There were some developments over the weekend in the NYT racism story. Noted African-American right-winger Candice O. posted exactly the same language that was used against "white people," except she swapped in "Jewish." Now according to the prevailing neo-Marxist "only the powerful can have racism" theory an African-American woman should be able to say whatever she wants without it being racist, as her group memberships mean that she is not privileged nor powerful. But she was suspended immediately, due to what Twitter in embarrassment later proclaimed was an 'error.'
Meanwhile, someone drew an interesting comparison between the cases of this writer and Papa John. Again, according to the prevailing theory, Papa John should have been too privileged to be held accountable: he was white, male, and extremely rich. Yet he was purged ruthlessly by his own company for mentioning a racial slur; she was promoted in spite of (or, a friend of mine mentioned privately, because of) hers. Who really has privilege here?

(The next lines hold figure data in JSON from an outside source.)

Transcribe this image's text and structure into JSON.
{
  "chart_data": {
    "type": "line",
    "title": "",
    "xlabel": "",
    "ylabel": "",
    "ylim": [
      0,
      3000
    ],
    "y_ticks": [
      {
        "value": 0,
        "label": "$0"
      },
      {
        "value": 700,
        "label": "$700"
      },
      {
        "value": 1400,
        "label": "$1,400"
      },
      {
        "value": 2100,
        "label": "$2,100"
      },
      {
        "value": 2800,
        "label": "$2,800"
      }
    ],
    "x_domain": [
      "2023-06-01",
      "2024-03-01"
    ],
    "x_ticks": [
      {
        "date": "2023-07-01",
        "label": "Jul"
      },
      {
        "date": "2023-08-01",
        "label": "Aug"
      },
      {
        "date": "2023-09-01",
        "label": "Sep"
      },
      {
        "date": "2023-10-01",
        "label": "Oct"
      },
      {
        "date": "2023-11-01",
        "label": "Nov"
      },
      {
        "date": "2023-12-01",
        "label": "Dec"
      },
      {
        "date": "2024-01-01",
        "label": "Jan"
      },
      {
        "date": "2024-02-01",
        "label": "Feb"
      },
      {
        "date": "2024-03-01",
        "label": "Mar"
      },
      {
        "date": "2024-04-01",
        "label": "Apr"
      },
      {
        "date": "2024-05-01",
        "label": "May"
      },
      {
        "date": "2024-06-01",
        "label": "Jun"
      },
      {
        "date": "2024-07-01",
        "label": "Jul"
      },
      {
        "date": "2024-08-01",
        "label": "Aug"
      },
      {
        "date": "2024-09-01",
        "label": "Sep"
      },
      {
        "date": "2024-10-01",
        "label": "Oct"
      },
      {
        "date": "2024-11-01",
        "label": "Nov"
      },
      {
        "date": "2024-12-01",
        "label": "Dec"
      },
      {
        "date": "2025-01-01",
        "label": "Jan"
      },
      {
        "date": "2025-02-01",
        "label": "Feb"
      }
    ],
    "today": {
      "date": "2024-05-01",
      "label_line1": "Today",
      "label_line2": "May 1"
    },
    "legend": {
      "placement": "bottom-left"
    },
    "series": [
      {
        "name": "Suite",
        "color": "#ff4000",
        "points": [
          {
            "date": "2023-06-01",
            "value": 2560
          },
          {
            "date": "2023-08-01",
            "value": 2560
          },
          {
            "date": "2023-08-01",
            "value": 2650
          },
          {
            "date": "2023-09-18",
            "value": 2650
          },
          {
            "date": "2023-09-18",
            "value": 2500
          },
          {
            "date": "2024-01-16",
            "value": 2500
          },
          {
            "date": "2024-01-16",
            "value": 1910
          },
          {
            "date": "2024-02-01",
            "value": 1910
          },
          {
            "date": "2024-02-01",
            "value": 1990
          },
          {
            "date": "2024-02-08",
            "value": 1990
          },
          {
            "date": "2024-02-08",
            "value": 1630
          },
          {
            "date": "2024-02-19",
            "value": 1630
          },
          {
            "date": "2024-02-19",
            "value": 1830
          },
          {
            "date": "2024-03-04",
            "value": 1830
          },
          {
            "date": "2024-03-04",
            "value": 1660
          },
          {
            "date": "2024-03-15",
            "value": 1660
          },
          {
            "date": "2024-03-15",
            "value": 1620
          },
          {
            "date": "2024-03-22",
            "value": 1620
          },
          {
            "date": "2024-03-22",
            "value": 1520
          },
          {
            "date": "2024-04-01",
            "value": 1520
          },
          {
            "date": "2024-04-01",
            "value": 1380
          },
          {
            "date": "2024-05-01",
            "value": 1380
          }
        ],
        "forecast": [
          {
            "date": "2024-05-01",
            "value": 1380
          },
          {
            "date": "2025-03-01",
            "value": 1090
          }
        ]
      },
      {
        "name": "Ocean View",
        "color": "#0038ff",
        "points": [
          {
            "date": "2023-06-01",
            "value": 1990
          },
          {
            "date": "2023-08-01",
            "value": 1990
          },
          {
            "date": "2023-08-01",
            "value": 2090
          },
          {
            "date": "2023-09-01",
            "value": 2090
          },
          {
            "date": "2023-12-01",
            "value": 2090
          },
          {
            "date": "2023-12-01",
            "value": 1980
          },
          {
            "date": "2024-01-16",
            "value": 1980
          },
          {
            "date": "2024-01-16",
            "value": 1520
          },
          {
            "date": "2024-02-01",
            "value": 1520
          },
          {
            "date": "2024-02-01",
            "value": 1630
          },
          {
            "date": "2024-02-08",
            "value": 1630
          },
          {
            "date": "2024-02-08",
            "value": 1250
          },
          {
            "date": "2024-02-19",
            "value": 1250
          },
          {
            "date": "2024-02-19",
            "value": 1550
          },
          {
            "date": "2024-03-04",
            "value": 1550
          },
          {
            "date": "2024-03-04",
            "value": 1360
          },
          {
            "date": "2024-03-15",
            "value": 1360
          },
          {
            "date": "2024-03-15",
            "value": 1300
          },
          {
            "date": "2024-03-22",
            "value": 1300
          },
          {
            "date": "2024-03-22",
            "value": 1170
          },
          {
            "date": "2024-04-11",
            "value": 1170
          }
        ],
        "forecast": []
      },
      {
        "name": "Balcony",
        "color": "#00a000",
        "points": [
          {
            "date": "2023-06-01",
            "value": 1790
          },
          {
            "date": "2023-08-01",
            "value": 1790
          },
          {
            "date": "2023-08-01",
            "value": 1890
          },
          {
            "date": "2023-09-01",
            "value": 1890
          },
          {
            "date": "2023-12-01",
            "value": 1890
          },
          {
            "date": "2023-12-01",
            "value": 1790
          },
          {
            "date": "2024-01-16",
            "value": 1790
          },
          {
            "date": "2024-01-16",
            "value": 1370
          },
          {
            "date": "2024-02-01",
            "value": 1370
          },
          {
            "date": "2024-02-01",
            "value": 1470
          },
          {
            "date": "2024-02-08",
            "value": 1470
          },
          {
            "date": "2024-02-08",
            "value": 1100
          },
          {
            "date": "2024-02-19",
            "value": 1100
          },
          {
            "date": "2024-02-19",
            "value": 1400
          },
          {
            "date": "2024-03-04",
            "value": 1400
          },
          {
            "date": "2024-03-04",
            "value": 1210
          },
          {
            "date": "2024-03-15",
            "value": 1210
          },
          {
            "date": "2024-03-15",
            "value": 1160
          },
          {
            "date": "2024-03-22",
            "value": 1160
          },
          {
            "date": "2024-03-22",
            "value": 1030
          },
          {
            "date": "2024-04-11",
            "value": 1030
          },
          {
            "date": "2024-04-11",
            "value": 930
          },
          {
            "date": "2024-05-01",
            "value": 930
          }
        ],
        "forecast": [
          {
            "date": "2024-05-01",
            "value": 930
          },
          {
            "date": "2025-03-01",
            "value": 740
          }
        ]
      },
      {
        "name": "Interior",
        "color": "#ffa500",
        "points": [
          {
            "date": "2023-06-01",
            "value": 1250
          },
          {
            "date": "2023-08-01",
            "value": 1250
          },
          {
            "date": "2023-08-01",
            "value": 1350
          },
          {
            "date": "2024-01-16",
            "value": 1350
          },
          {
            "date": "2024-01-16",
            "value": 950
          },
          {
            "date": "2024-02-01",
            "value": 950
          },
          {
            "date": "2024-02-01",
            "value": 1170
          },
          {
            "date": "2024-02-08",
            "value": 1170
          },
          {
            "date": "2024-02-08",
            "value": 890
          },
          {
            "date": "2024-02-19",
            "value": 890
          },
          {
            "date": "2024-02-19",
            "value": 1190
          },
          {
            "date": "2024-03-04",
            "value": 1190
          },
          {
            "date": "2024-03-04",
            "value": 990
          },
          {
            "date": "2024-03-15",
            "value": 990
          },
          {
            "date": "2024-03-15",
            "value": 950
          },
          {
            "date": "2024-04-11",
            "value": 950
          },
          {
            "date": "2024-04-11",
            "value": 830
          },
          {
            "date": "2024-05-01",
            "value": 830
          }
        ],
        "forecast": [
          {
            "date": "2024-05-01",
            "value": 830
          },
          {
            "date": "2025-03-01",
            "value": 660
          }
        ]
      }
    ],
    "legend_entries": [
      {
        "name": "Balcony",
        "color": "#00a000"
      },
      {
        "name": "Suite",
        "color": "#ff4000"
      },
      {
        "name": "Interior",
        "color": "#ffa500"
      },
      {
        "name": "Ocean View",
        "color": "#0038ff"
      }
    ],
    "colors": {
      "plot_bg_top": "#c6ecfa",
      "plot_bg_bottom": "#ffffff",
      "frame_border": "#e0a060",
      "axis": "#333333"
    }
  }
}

Iowahawk has a suggestion for evaluating these cases.
2 comments:
I'm tired of arguing over whether racism means "make pre-judgments about an individual on the basis of his ethnicity" or "using a powerful social position to denigrate someone from a less powerful ethnic group." Both are bad. If it's really necessary, we can figure out disambiguating names for the two bad practices. ABC for one, XYZ for the other. Then people can stop wasting my time saying "XYZ is super OK, because it doesn't involve ABC," and go back to the position everyone used to acknowledge was a pretty good one, which is that XYZ is bad for one reason and ABC for another, with a certain amount of overlap in the behavior and the source of the evil.
It's particularly confusing and irritating, because racism used to be deplored at least as much because it was a stupid habit of mind that prevented people from seeing each other accurately, as because it tended to result in unfair treatment by powerful people against weaker ones. Then reverse racism was discovered to be a thing, followed by a rapid redefinition to eliminate the "prejudgment without data" part, and to focus entirely on the social justice whining part--all without the tiniest shred of honesty in the re-writing of history of language or thought.
The Critical Theorists and their useful idiots are counting on the confusion caused by redefining terms to gain power. Plus, it allows them to equivocate when they need to defend their ideas.